Palafitas – A mesma disposição não têm os que vivem nas áreas mais insalubres. Num conjunto de casas de palafitas em Heliópolis, sobre o córrego dos Meninos, os habitantes moram, literalmente, no meio do lixo e convivem com um cano que despeja o esgoto da favela a céu aberto, dia e noite, como uma verdadeira cachoeira. A passagem dos estrangeiros chamou a atenção dos que vivem ali, especialmente de Josefa Clotilde da Silva, 39 anos. Segundo ela, depois do suicídio
do marido, há dois meses, a alimentação dos três filhos está prejudicada. Josefa diz que sonha em ser atendida pelo Renda Mínima da Prefeitura, que beneficia 3,4 mil famílias na favela. João Miranda Neto, presidente
da Unas – que reúne as associações de moradores da região –, diz que, provavelmente, Josefa não teve coragem de enfrentar a gigantesca fila para preencher a ficha do programa. “Muitos nem tentam e desanimam antes. Eles já pensam ‘ah, não vai dar certo mesmo’”, conta. João conhece bem a realidade da favela e faz a mesma constatação que os enviados da ONU: “Não adianta urbanizar sem programas sociais e de geração de renda.”

Para o argelino Farouk Tebal, é a diversidade de ações, a integração entre elas e a grandeza dos projetos que fazem de São Paulo um modelo. Outra inovação da gestão petista é a formação de conselhos nas comunidades. “É preciso ouvir os moradores para saber o que querem que seja feito”, diz Tebal. As reuniões entre os técnicos da prefeitura e os habitantes tornam o processo de urbanização mais demorado, mas os moradores preferem assim. Em Heliópolis, a derrubada de inúmeras casas para que fosse erguido o conjunto habitacional Cingapura, na gestão de Paulo Maluf (1993-1996), deixou traumas. “Muita gente pegou o fundo de garantia, fruto do trabalho de uma vida inteira, para erguer uma casinha.

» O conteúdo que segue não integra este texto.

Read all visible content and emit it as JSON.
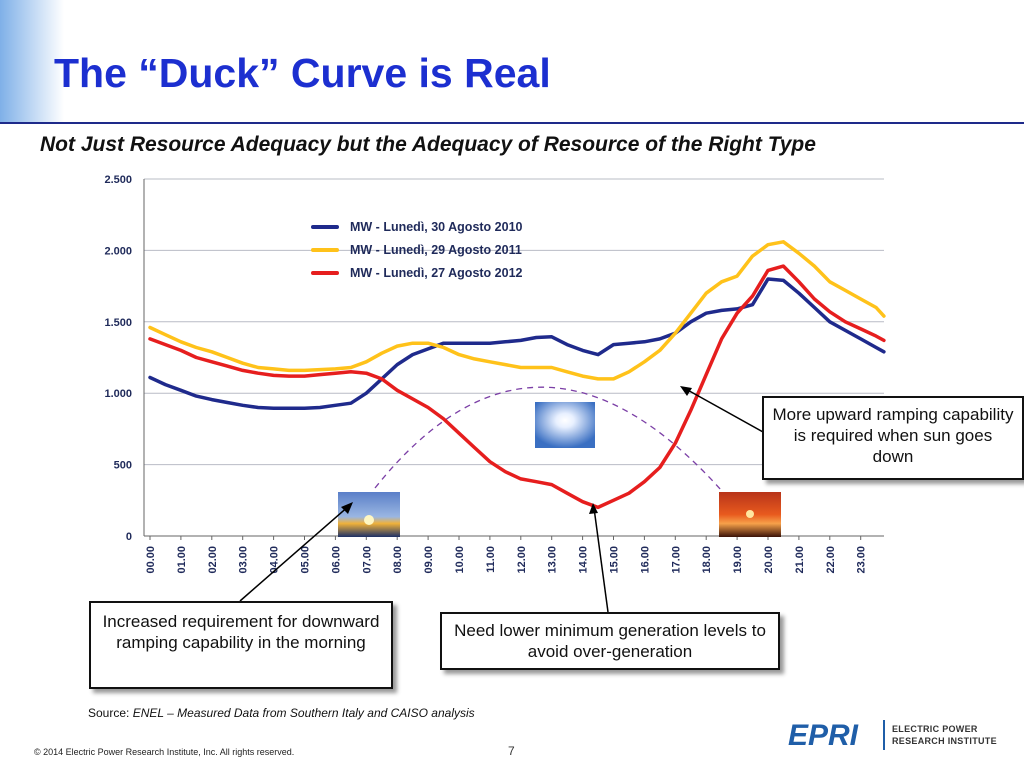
{
  "page": {
    "title": "The “Duck” Curve is Real",
    "subtitle": "Not Just Resource Adequacy but the Adequacy of Resource of the Right Type",
    "source_prefix": "Source: ",
    "source_text": "ENEL – Measured Data from Southern Italy and CAISO analysis",
    "footer": "© 2014 Electric Power Research Institute, Inc. All rights reserved.",
    "page_number": "7",
    "logo_name": "EPRI",
    "logo_line1": "ELECTRIC POWER",
    "logo_line2": "RESEARCH INSTITUTE",
    "callouts": {
      "upward": "More upward ramping capability is required when sun goes down",
      "downward": "Increased requirement for downward ramping capability in the morning",
      "mingen": "Need lower minimum generation levels to avoid over-generation"
    }
  },
  "chart_data": {
    "type": "line",
    "title": "",
    "xlabel": "",
    "ylabel": "",
    "ylim": [
      0,
      2500
    ],
    "yticks": [
      0,
      500,
      1000,
      1500,
      2000,
      2500
    ],
    "ytick_labels": [
      "0",
      "500",
      "1.000",
      "1.500",
      "2.000",
      "2.500"
    ],
    "x_categories": [
      "00.00",
      "01.00",
      "02.00",
      "03.00",
      "04.00",
      "05.00",
      "06.00",
      "07.00",
      "08.00",
      "09.00",
      "10.00",
      "11.00",
      "12.00",
      "13.00",
      "14.00",
      "15.00",
      "16.00",
      "17.00",
      "18.00",
      "19.00",
      "20.00",
      "21.00",
      "22.00",
      "23.00"
    ],
    "grid": "horizontal",
    "legend_position": "top-center",
    "x_hours": [
      0,
      0.5,
      1,
      1.5,
      2,
      2.5,
      3,
      3.5,
      4,
      4.5,
      5,
      5.5,
      6,
      6.5,
      7,
      7.5,
      8,
      8.5,
      9,
      9.5,
      10,
      10.5,
      11,
      11.5,
      12,
      12.5,
      13,
      13.5,
      14,
      14.5,
      15,
      15.5,
      16,
      16.5,
      17,
      17.5,
      18,
      18.5,
      19,
      19.5,
      20,
      20.5,
      21,
      21.5,
      22,
      22.5,
      23,
      23.5,
      23.75
    ],
    "series": [
      {
        "name": "MW - Lunedì, 30 Agosto 2010",
        "color": "#1f2a8c",
        "values": [
          1110,
          1060,
          1020,
          980,
          955,
          935,
          915,
          900,
          895,
          895,
          895,
          900,
          915,
          930,
          1000,
          1100,
          1200,
          1270,
          1310,
          1350,
          1350,
          1350,
          1350,
          1360,
          1370,
          1390,
          1395,
          1340,
          1300,
          1270,
          1340,
          1350,
          1360,
          1380,
          1420,
          1500,
          1560,
          1580,
          1590,
          1620,
          1800,
          1790,
          1700,
          1600,
          1500,
          1440,
          1380,
          1320,
          1290
        ]
      },
      {
        "name": "MW - Lunedì, 29 Agosto 2011",
        "color": "#ffc21a",
        "values": [
          1460,
          1410,
          1360,
          1320,
          1290,
          1250,
          1210,
          1180,
          1170,
          1160,
          1160,
          1165,
          1170,
          1180,
          1220,
          1280,
          1330,
          1350,
          1350,
          1320,
          1270,
          1240,
          1220,
          1200,
          1180,
          1180,
          1180,
          1150,
          1120,
          1100,
          1100,
          1150,
          1220,
          1300,
          1420,
          1560,
          1700,
          1780,
          1820,
          1960,
          2040,
          2060,
          1980,
          1890,
          1780,
          1720,
          1660,
          1600,
          1540
        ]
      },
      {
        "name": "MW - Lunedì, 27 Agosto 2012",
        "color": "#e61e1e",
        "values": [
          1380,
          1340,
          1300,
          1250,
          1220,
          1190,
          1160,
          1140,
          1125,
          1120,
          1120,
          1130,
          1140,
          1150,
          1140,
          1100,
          1020,
          960,
          900,
          820,
          720,
          620,
          520,
          450,
          400,
          380,
          360,
          300,
          240,
          200,
          250,
          300,
          380,
          480,
          650,
          880,
          1130,
          1380,
          1560,
          1680,
          1860,
          1890,
          1780,
          1660,
          1570,
          1500,
          1450,
          1400,
          1370
        ]
      }
    ]
  }
}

Sem perguntar, a prefeitura derrubou tudo. A maioria não queria morar em prédio”, diz João, da Unas. Tebal questiona ainda a idéia de se substituir casas e barracos por prédios: “Os apartamentos prejudicam a vida social. E entre os mais pobres a comunidade é muito importante para fortalecer a luta dos moradores.” Esse tipo de pensamento já foi adotado pela gestão de Paulo Teixeira na secretaria de Habitação. “Política de habitação é novidade em São Paulo”, diz o secretário. A médio prazo, a prefeitura quer terminar as obras do Prover – Programa de Verticalização de Favelas, iniciado na gestão de Celso Pitta – porque precisa obedecer ao contrato com o BID.

Esta e outras idéias serão levadas a vários países pela Força-Tarefa, que tem como meta, até 2020, melhorar as condições de moradia de 100 milhões de pessoas no mundo. “Vou levar como lição que quando todas as esferas de poder estão comprometidas em resolver os problemas, além da própria comunidade, não há obstáculos intransponíveis”, diz Farouk Tebal. Dona Naná, como sempre, tem esperança: “A vida aqui não é fácil, mas tem melhorado muito.”